In a report released Monday, the Commission on Public Integrity said Paterson performed no ceremonial function at the game, which still would not have entitled him to free tickets for his son and son's friend. The others were used by the governor and the two staff members. He and two of his staff paid for four of the tickets a few days later.
"The moral and ethical tone of any organization is set at the top. Unfortunately, the governor set a totally inappropriate tone by his dishonest and unethical conduct," said commission Chairman Michael Cherkasky. "Such conduct cannot be tolerated by any New York State employee, particularly our governor."
The commission said the civil penalty consists of the $2,125 value of the tickets and $60,000 for three violations of the state's public officer's law.
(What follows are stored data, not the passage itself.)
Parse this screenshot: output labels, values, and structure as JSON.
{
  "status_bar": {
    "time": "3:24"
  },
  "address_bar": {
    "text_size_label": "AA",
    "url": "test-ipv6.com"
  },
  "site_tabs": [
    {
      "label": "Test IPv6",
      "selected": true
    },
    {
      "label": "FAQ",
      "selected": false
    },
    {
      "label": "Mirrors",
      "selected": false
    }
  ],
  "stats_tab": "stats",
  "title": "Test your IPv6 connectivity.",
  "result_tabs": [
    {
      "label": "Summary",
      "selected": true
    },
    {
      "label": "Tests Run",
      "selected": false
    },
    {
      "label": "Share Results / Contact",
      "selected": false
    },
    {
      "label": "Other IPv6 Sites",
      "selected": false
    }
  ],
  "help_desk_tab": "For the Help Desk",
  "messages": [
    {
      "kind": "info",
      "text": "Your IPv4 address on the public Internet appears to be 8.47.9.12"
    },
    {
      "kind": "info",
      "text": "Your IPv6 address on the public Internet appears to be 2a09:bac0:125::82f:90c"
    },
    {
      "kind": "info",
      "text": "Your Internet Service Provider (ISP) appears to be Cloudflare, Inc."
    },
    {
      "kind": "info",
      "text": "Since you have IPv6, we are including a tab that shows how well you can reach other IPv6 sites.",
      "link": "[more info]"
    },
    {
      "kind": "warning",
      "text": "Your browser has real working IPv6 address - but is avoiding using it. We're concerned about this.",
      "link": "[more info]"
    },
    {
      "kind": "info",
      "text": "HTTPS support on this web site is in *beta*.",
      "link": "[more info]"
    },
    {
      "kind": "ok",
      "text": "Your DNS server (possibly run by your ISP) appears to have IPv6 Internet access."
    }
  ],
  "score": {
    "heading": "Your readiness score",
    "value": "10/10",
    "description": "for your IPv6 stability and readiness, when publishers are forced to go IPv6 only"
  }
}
Paterson had said it was his duty to attend the opening series game at the new Bronx stadium. A call to his lawyer Theodore Wells Jr. was not immediately returned Monday.
There was a question whether the Democratic governor gave "intentionally false testimony" to the commission about having written an $850 check in advance for two tickets, special counsel Judith Kaye, the state's former chief judge, said in an August report.
However, Kaye said the perjury issue was "clouded" by the way Paterson's commission testimony was given, with the entries read aloud to the legally blind governor, instead of him personally examining a check that was not filled out in his own handwriting.
Wells said then that Paterson didn't lie, and he noted Kaye's report didn't recommend bringing charges.
However, she said the evidence warranted consideration of criminal charges.
Albany County District Attorney P. David Soares said in August the case was under consideration but they would have no comment until the review was complete.
Calls to Soares' office were not immediately returned Monday.